Electric cars are growing in popularity, but there are still some infrastructure issues holding them back from widespread adoption. Manufacturers are yet to agree on a standard plug, which means charging stations may not have the right connector for your car. There's also the issue of meeting demand and fast charging multiple cars at once. A new Honda charge station in Europe aims to solve those problems.
The new facility in Offenbach, Germany is being billed as the "most advanced public charging station" in Europe. It's powered by renewable energy sources, one of which is the array of photovoltaic panels on its roof. Peugeot has flagged a similar approach with its concept charging stations, although none of them have made it to production.
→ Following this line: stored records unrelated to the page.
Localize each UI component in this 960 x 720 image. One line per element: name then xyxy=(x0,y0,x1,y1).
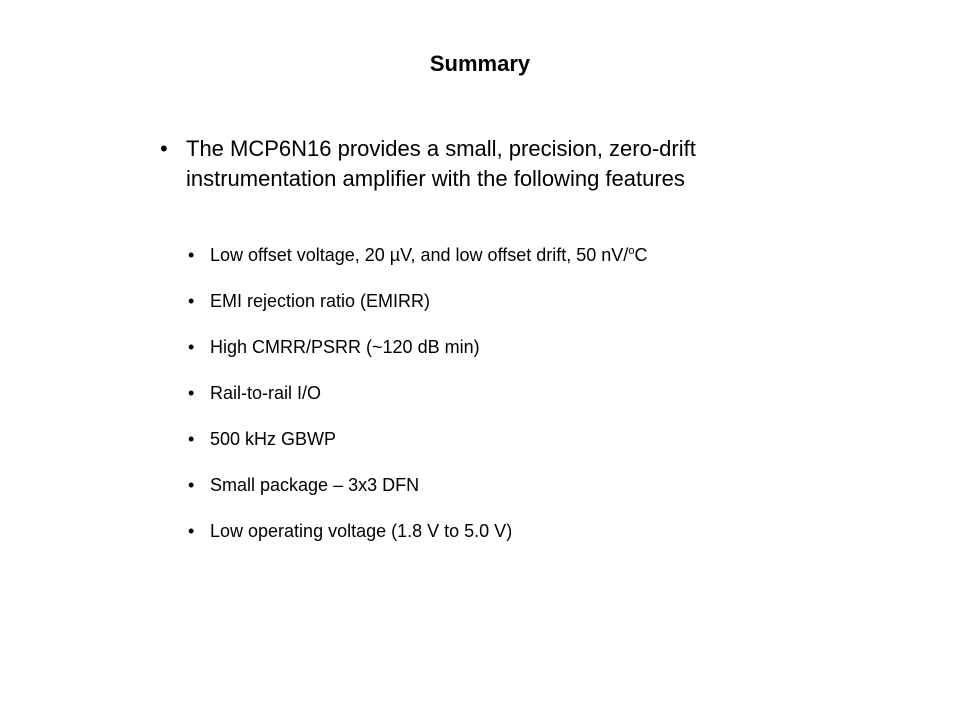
feature-item xyxy=(188,427,868,473)
feature-item xyxy=(188,473,868,519)
bullet-point-icon: • xyxy=(188,291,195,311)
feature-item xyxy=(188,381,868,427)
feature-text-main: Low offset voltage, 20 µV, and low offset drift, 50 nV/ xyxy=(210,245,629,265)
feature-item xyxy=(188,519,868,565)
bullet-point-icon: • xyxy=(188,383,195,403)
feature-list xyxy=(188,243,868,565)
feature-item xyxy=(188,243,868,289)
feature-text: Small package – 3x3 DFN xyxy=(210,475,420,495)
feature-text: EMI rejection ratio (EMIRR) xyxy=(210,291,431,311)
main-bullet-text: The MCP6N16 provides a small, precision, zero-drift instrumentation amplifier with the following features xyxy=(186,136,696,191)
feature-text: 500 kHz GBWP xyxy=(210,429,337,449)
feature-text xyxy=(210,243,647,267)
feature-text-suffix: C xyxy=(634,245,648,265)
bullet-point-icon: • xyxy=(188,337,195,357)
bullet-point-icon: • xyxy=(188,245,195,265)
feature-text: High CMRR/PSRR (~120 dB min) xyxy=(210,337,480,357)
bullet-point-icon: • xyxy=(188,521,195,541)
bullet-point-icon: • xyxy=(160,136,168,161)
feature-item xyxy=(188,289,868,335)
feature-item xyxy=(188,335,868,381)
feature-text: Rail-to-rail I/O xyxy=(210,383,322,403)
feature-text: Low operating voltage (1.8 V to 5.0 V) xyxy=(210,521,513,541)
slide-title: Summary xyxy=(429,51,531,76)
degree-superscript: o xyxy=(628,245,635,257)
bullet-point-icon: • xyxy=(188,475,195,495)
main-bullet xyxy=(160,134,780,194)
bullet-point-icon: • xyxy=(188,429,195,449)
All told, the 940V station is able to deliver up to 150 kW of energy across four separate connections at once. By way of comparison, Tesla Superchargers in Europe can charge at up to 135 kW, and American chargers may soon work at up to 150 kW. Honda says its high voltage fast-charge capability will become more relevant as the next generation of electric cars starts to hit the road, and more people need to top up at the same time.
There are currently four different charging standards used across Europe, but Honda hasn't specified which will be supported beyond saying the station will have "different types of connectors."
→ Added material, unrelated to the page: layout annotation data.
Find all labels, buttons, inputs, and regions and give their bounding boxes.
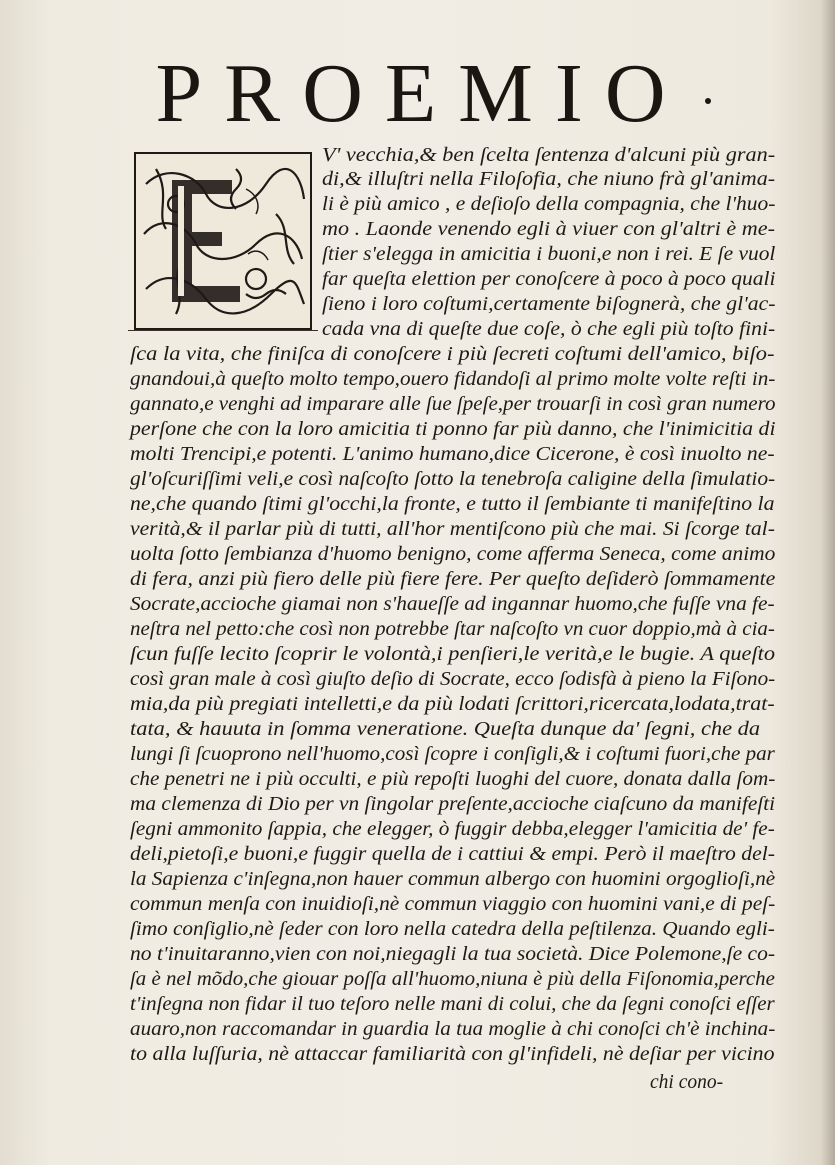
body-line: perſone che con la loro amicitia ti ponno far più danno, che l'inimicitia di bbox=[130, 419, 776, 440]
body-line: commun menſa con inuidioſi,nè commun viaggio con huomini vani,e di peſ- bbox=[130, 894, 776, 915]
decorated-initial bbox=[134, 152, 312, 330]
body-line: lungi ſi ſcuoprono nell'huomo,così ſcopre i conſigli,& i coſtumi fuori,che par bbox=[130, 744, 775, 765]
body-line: mia,da più pregiati intelletti,e da più lodati ſcrittori,ricercata,lodata,trat- bbox=[130, 694, 775, 715]
body-line: tata, & hauuta in ſomma veneratione. Queſta dunque da' ſegni, che da bbox=[130, 719, 761, 740]
body-line: no t'inuitaranno,vien con noi,niegagli la tua società. Dice Polemone,ſe co- bbox=[130, 944, 776, 965]
body-line: ma clemenza di Dio per vn ſingolar preſente,accioche ciaſcuno da manifeſti bbox=[130, 794, 776, 815]
body-line: ſtier s'elegga in amicitia i buoni,e non i rei. E ſe vuol bbox=[322, 244, 776, 265]
body-line: così gran male à così giuſto deſio di Socrate, ecco ſodisfà à pieno la Fiſono- bbox=[130, 669, 776, 690]
body-line: di fera, anzi più fiero delle più fiere fere. Per queſto deſiderò ſommamente bbox=[130, 569, 776, 590]
page-title: PROEMIO bbox=[155, 47, 688, 140]
body-line: uolta ſotto ſembianza d'huomo benigno, come afferma Seneca, come animo bbox=[130, 544, 776, 565]
decorated-initial-ornament-icon bbox=[136, 154, 310, 328]
body-line: V' vecchia,& ben ſcelta ſentenza d'alcuni più gran- bbox=[322, 145, 776, 166]
body-line: far queſta elettion per conoſcere à poco à poco quali bbox=[322, 269, 776, 290]
body-line: ſca la vita, che finiſca di conoſcere i più ſecreti coſtumi dell'amico, biſo- bbox=[130, 344, 775, 365]
body-line: ſa è nel mõdo,che giouar poſſa all'huomo,niuna è più della Fiſonomia,perche bbox=[130, 969, 775, 990]
body-line: cada vna di queſte due coſe, ò che egli più toſto fini- bbox=[322, 319, 776, 340]
body-line: neſtra nel petto:che così non potrebbe ſtar naſcoſto vn cuor doppio,mà à cia- bbox=[130, 619, 775, 640]
body-line: gnandoui,à queſto molto tempo,ouero fidandoſi al primo molte volte reſti in- bbox=[130, 369, 776, 390]
title-ornament-dot bbox=[705, 98, 711, 104]
body-line: di,& illuſtri nella Filoſofia, che niuno frà gl'anima- bbox=[322, 169, 776, 190]
body-line: Socrate,accioche giamai non s'haueſſe ad ingannar huomo,che fuſſe vna fe- bbox=[130, 594, 775, 615]
body-line: che penetri ne i più occulti, e più repoſti luoghi del cuore, donata dalla ſom- bbox=[130, 769, 776, 790]
body-line: verità,& il parlar più di tutti, all'hor mentiſcono più che mai. Si ſcorge tal- bbox=[130, 519, 775, 540]
body-line: t'inſegna non fidar il tuo teſoro nelle mani di colui, che da ſegni conoſci eſſer bbox=[130, 994, 775, 1015]
body-line: ſimo conſiglio,nè ſeder con loro nella catedra della peſtilenza. Quando egli- bbox=[130, 919, 775, 940]
catchword: chi cono- bbox=[650, 1072, 724, 1093]
body-line: mo . Laonde venendo egli à viuer con gl'altri è me- bbox=[322, 219, 775, 240]
body-line: la Sapienza c'inſegna,non hauer commun albergo con huomini orgoglioſi,nè bbox=[130, 869, 776, 890]
initial-underline bbox=[128, 330, 318, 331]
body-line: molti Trencipi,e potenti. L'animo humano,dice Cicerone, è così inuolto ne- bbox=[130, 444, 775, 465]
body-line: ſegni ammonito ſappia, che elegger, ò fuggir debba,elegger l'amicitia de' fe- bbox=[130, 819, 775, 840]
body-line: gannato,e venghi ad imparare alle ſue ſpeſe,per trouarſi in così gran numero bbox=[130, 394, 776, 415]
body-line: deli,pietoſi,e buoni,e fuggir quella de i cattiui & empi. Però il maeſtro del- bbox=[130, 844, 775, 865]
body-line: ſieno i loro coſtumi,certamente biſognerà, che gl'ac- bbox=[322, 294, 776, 315]
body-line: to alla luſſuria, nè attaccar familiarità con gl'infideli, nè deſiar per vicino bbox=[130, 1044, 775, 1065]
page-edge-shadow bbox=[821, 0, 835, 1165]
body-line: ne,che quando ſtimi gl'occhi,la fronte, e tutto il ſembiante ti manifeſtino la bbox=[130, 494, 775, 515]
body-line: auaro,non raccomandar in guardia la tua moglie à chi conoſci ch'è inchina- bbox=[130, 1019, 776, 1040]
body-line: li è più amico , e deſioſo della compagnia, che l'huo- bbox=[322, 194, 776, 215]
body-line: ſcun fuſſe lecito ſcoprir le volontà,i penſieri,le verità,e le bugie. A queſto bbox=[130, 644, 776, 665]
body-line: gl'oſcuriſſimi veli,e così naſcoſto ſotto la tenebroſa caligine della ſimulatio- bbox=[130, 469, 776, 490]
Along with its advanced electric charge stations, Honda is planning to install a hydrogen filling station – complete with its own hydrogen generation – at the site in Offenbach. The company hasn't announced when it will be open, but says it can be powered and run on renewable energy. Honda also says the filling station will have intelligent energy storage capability, and the ability to feed power back into the grid for local power companies.
"Europe's most advanced public charging station" opened on May 29.